Nampaknya, rezim perlu mengedepankan cara-cara dan pola cerdas yang terukur menghadapi problema ini. Menjadi perhatian, sebagaimana sudah diketahui umum, bahwa Nia Kurnia Agustina Naser tengah berusaha mendapatkan rekomendasi dari Dewan Pimpinan Pusat (DPP) Partai Golkar bagi pencalonan bupati Bandung 2020-2022. Ini bagian dari siklus meneguhkan rezim dinasti.

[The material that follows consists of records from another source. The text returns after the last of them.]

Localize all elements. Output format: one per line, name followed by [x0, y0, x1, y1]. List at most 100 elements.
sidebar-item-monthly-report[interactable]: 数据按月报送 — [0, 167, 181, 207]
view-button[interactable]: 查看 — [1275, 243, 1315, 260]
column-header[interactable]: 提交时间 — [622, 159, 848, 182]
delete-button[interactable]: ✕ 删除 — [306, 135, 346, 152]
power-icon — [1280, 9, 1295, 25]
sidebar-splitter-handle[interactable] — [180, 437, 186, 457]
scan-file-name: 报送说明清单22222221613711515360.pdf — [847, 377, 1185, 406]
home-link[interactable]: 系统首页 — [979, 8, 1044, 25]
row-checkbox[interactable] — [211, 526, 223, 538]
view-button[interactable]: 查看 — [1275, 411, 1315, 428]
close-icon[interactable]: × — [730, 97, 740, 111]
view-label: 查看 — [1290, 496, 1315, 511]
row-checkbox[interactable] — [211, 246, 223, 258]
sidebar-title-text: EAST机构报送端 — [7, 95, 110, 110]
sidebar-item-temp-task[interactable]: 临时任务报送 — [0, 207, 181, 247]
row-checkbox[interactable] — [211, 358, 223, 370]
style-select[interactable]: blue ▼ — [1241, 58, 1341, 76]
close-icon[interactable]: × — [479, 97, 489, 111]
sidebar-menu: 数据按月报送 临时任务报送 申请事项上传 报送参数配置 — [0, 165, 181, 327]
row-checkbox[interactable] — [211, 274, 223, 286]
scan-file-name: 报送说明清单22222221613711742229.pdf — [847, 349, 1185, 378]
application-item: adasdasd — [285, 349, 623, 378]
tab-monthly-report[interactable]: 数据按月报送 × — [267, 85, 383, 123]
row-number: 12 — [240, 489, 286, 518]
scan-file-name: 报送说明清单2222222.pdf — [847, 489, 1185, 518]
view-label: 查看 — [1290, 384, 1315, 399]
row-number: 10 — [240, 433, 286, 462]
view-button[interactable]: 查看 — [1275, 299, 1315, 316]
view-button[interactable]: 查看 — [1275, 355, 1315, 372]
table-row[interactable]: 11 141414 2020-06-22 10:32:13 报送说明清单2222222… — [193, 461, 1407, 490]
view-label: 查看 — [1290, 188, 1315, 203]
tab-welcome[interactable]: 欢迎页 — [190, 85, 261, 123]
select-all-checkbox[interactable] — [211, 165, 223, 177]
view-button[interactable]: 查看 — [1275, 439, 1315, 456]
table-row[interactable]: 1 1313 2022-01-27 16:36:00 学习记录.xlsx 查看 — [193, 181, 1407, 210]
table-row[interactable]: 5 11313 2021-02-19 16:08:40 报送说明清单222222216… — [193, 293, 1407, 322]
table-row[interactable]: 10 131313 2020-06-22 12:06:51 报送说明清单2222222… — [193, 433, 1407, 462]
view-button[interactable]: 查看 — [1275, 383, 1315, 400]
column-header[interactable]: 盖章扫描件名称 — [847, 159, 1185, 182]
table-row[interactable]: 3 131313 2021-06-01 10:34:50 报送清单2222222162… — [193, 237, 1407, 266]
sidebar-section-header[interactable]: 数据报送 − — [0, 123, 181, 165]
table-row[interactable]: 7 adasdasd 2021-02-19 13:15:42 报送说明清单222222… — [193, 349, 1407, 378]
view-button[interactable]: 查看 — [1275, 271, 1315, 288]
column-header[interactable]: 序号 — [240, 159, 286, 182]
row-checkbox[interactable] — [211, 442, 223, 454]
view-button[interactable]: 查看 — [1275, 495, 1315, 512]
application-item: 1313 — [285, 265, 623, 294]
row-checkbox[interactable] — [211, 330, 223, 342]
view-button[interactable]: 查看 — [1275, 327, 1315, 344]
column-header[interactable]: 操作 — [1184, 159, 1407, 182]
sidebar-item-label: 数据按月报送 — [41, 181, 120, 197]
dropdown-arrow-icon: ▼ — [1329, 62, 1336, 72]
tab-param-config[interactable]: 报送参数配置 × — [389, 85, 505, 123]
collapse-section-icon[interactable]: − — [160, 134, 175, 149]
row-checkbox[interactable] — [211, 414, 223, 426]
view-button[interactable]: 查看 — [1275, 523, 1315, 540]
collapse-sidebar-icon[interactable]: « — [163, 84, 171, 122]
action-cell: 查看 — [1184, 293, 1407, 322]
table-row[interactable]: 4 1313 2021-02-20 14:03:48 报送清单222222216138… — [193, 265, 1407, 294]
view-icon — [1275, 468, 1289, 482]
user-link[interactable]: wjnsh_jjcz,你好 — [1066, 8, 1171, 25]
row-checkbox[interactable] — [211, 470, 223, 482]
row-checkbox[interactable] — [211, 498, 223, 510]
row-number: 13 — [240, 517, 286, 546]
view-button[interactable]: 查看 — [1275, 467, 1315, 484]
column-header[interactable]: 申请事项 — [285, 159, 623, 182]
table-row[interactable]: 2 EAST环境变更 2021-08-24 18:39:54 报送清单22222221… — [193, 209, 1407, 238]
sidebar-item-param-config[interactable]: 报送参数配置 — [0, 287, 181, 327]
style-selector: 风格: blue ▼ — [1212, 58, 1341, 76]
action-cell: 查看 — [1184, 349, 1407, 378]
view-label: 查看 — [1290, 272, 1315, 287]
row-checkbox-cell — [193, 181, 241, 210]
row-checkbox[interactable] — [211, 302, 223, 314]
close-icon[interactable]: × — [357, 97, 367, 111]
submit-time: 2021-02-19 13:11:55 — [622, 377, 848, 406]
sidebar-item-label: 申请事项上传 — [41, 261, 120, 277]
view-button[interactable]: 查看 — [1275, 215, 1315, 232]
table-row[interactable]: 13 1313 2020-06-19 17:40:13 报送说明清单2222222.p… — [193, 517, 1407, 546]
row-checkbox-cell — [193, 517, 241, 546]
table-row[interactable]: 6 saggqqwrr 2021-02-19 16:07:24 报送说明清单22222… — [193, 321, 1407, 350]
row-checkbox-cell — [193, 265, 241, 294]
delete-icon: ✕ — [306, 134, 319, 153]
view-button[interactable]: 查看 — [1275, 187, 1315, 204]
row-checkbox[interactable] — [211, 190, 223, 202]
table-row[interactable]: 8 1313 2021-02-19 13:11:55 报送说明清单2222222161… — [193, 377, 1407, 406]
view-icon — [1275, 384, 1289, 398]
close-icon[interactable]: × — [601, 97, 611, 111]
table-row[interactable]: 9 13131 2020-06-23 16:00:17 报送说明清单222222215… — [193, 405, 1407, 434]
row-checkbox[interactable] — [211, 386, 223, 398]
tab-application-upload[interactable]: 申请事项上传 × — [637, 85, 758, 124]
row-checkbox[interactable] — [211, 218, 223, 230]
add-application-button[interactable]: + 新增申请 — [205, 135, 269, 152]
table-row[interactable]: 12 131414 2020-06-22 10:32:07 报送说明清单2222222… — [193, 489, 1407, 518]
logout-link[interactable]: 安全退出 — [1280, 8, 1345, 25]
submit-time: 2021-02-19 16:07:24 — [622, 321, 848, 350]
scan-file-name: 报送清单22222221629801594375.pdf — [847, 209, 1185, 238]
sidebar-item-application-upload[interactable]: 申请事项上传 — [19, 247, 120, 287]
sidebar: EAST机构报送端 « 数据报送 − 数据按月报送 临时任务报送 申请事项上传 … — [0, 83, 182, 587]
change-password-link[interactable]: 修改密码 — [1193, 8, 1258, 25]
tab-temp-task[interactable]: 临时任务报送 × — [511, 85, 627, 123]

Bupati sendiri saat ini menjabat pimpinan daerah Partai Golkar Kabupaten Bandung. Secara agregat, Nia Kurnia Agustina Naser akan bersaing memperoleh karcis resmi pencalonan 7bupati, dengan sesama calon lain yang sejawat di partai Golkar, seperti Dadang Supriatna, Deding Ishak, Anang. S, dan bacalon lainnya. Masing-masing mereka berusaha melakukan manuver dan bargaining position di tingkat Dewan Pimpinan Pusat (DPP) Partai Golkar.
Namun, semaraknya baliho dan spanduk yang menampilkan wajah Nia Naser telah banyak mengisi ruas-ruas jalan-jalan strategis di Kabupaten Bandung, mengalahkan tampilan bacalon lain dari Partai Golkar atau partai-partai lainnya.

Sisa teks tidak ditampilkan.